Un nouveau rapport souligne le lien inquiétant entre la Covid-19 et le risque accru d’accidents cardiaques et d’AVC jusqu’à trois ans après l’infection. Cette étude britannique explore des conséquences durables, révélant les effets complexes de la maladie sur la santé cardiovasculaire, remettant en question nos compréhensions passées.
Un étude récente suggère que la Covid-19 peut représenter un risque significatif pour les attaques cardiaques et les AVC jusqu’à trois ans après l’infection. L’étude, publiée dans la revue Atherosclerosis, Thrombosis, and Vascular Biology, a analysé les dossiers médicaux d’environ 250 000 personnes au Royaume-Unis, identifiant plus de 11 000 cas d’infection par Covid-19 confirmés en 2020.
Les résultats ont révélé que les individus ayant contracté la maladie au début de la pandémie, avant les vaccinations, présentaient un risque deux fois plus élevé d’événements cardiaques graves, tels que des attaques cardiaques ou des AVC, par rapport à ceux qui n’ont jamais été infectés.
Les personnes ayant été hospitalisées ont présenté des risques encore plus élevés – plus de trois fois supérieurs – par rapport aux individus sans antécédents d’infection.
Ces résultats soulignent l’influence potentielle à long terme de la Covid-19 sur le système cardiovasculaire, quelque chose qui, selon Stanley Hazen, auteur de l’étude, pourrait être dû à des dommages durables aux artères et au système vasculaire causés par le virus.

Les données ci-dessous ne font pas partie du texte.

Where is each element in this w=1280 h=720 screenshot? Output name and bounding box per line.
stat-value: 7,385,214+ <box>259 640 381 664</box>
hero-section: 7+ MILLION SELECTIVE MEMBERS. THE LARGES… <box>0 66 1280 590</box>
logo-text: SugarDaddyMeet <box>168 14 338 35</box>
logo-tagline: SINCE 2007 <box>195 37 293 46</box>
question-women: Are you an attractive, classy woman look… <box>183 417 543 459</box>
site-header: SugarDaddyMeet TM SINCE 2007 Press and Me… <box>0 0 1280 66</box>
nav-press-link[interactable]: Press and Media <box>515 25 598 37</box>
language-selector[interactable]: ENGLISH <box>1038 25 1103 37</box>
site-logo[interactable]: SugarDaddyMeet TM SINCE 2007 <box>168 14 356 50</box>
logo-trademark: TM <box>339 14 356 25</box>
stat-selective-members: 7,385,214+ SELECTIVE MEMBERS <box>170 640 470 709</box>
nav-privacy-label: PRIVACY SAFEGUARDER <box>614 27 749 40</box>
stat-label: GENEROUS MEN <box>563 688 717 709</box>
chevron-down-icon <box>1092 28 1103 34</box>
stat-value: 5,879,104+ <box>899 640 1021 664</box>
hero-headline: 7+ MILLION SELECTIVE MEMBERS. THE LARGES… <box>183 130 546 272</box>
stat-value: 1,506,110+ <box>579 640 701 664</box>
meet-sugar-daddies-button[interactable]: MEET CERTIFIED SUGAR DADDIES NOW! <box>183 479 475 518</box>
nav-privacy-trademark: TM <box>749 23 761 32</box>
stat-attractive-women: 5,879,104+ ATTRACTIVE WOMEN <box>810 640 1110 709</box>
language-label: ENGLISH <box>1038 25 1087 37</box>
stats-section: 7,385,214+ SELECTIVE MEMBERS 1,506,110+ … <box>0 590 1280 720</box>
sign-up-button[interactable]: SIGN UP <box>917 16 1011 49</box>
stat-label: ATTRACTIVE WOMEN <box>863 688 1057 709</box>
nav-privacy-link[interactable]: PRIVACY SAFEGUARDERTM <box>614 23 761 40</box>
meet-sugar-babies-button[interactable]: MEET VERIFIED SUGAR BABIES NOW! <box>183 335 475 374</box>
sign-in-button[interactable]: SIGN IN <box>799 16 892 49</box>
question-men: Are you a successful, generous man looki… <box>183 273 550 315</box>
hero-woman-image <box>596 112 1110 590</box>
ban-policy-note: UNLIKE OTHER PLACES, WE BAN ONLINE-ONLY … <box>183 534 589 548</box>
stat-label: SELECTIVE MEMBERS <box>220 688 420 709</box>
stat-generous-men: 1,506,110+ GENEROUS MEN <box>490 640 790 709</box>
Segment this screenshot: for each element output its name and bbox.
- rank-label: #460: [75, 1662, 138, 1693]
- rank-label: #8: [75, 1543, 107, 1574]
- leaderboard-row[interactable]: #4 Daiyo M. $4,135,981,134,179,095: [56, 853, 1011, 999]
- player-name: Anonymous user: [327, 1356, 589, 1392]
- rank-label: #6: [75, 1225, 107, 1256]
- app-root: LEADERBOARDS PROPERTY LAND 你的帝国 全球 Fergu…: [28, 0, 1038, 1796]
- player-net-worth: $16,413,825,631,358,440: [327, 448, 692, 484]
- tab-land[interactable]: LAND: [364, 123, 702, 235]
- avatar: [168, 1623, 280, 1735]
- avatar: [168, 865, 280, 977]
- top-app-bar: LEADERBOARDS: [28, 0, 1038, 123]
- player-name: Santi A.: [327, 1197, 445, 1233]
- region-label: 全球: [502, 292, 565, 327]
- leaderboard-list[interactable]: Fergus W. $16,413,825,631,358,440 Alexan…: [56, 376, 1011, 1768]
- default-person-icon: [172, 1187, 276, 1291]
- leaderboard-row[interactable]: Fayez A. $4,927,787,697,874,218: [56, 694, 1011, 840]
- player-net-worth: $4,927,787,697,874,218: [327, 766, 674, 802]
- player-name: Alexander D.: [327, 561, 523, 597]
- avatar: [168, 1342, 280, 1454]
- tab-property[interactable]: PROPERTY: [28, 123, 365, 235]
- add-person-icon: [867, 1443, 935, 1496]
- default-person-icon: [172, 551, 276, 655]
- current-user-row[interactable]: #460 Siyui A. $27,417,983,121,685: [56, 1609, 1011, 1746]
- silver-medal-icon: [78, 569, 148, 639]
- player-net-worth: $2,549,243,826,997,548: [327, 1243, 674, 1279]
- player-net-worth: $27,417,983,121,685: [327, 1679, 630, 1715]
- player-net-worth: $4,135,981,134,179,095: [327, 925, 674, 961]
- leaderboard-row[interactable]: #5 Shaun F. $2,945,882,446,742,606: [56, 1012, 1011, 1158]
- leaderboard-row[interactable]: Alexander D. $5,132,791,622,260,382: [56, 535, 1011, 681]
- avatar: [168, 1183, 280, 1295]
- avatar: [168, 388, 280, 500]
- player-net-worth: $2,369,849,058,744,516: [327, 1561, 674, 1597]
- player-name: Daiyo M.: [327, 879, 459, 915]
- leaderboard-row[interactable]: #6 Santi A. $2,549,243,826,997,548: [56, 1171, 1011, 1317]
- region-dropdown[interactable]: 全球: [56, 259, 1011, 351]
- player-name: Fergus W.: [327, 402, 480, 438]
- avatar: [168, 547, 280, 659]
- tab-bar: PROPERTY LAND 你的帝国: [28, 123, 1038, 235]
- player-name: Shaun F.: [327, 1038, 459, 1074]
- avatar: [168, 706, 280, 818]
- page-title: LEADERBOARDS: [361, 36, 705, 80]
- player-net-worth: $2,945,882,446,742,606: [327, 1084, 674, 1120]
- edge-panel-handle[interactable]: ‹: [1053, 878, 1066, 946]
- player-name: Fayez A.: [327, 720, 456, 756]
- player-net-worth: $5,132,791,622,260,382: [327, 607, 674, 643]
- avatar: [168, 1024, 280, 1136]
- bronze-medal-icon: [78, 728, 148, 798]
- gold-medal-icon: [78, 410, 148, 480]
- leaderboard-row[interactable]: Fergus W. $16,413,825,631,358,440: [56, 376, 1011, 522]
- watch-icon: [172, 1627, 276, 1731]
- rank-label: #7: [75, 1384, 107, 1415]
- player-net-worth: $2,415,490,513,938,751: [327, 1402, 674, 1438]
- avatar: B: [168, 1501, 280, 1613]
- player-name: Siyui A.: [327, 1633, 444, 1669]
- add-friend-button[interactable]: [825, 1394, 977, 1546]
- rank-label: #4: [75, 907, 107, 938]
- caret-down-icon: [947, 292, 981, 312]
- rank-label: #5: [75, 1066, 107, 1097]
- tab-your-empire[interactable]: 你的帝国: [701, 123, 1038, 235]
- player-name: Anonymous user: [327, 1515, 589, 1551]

Par ailleurs, l’étude a révélé que le groupe sanguin pourrait influencer le risque cardiovasculaire après une infection par Covid-19.
Les personnes ayant un sang de type O ont montré un risque légèrement inférieur de subir des attaques cardiaques et des AVC, comparativement à celles des groupes A, B et AB. Cependant, tous les groupes sanguins restent davantage à risque après l’infection, bien que le groupe O offre un léger facteur de protection supplémentaire.
Cette étude a également indiqué que le usage d’aspirine à faibles doses chez les patients hospitalisés à cause de la Covid-19 semblait réduire le risque de futurs problèmes cardiaques.
Les auteurs de l’étude recommandent qu’en cas d’antécédents de Covid-19, notamment pour les infections graves, des mesures devraient être prises pour minimiser les risques cardiovasculaires, comme le contrôle de la pression artérielle et du cholestérol.
Bien que l’étude n’ait pas examiné l’impact des vaccins, il est suggéré que la vaccination réduit probablement la sévérité des infections et, par conséquent, les risques cardiovasculaires associés. Cette étude fournit de nouvelles perspectives sur les effets prolongés de la Covid-19 sur la santé cardiovasculaire, soulignant l’importance de surveiller ces risques chez les personnes guéries de l’infection.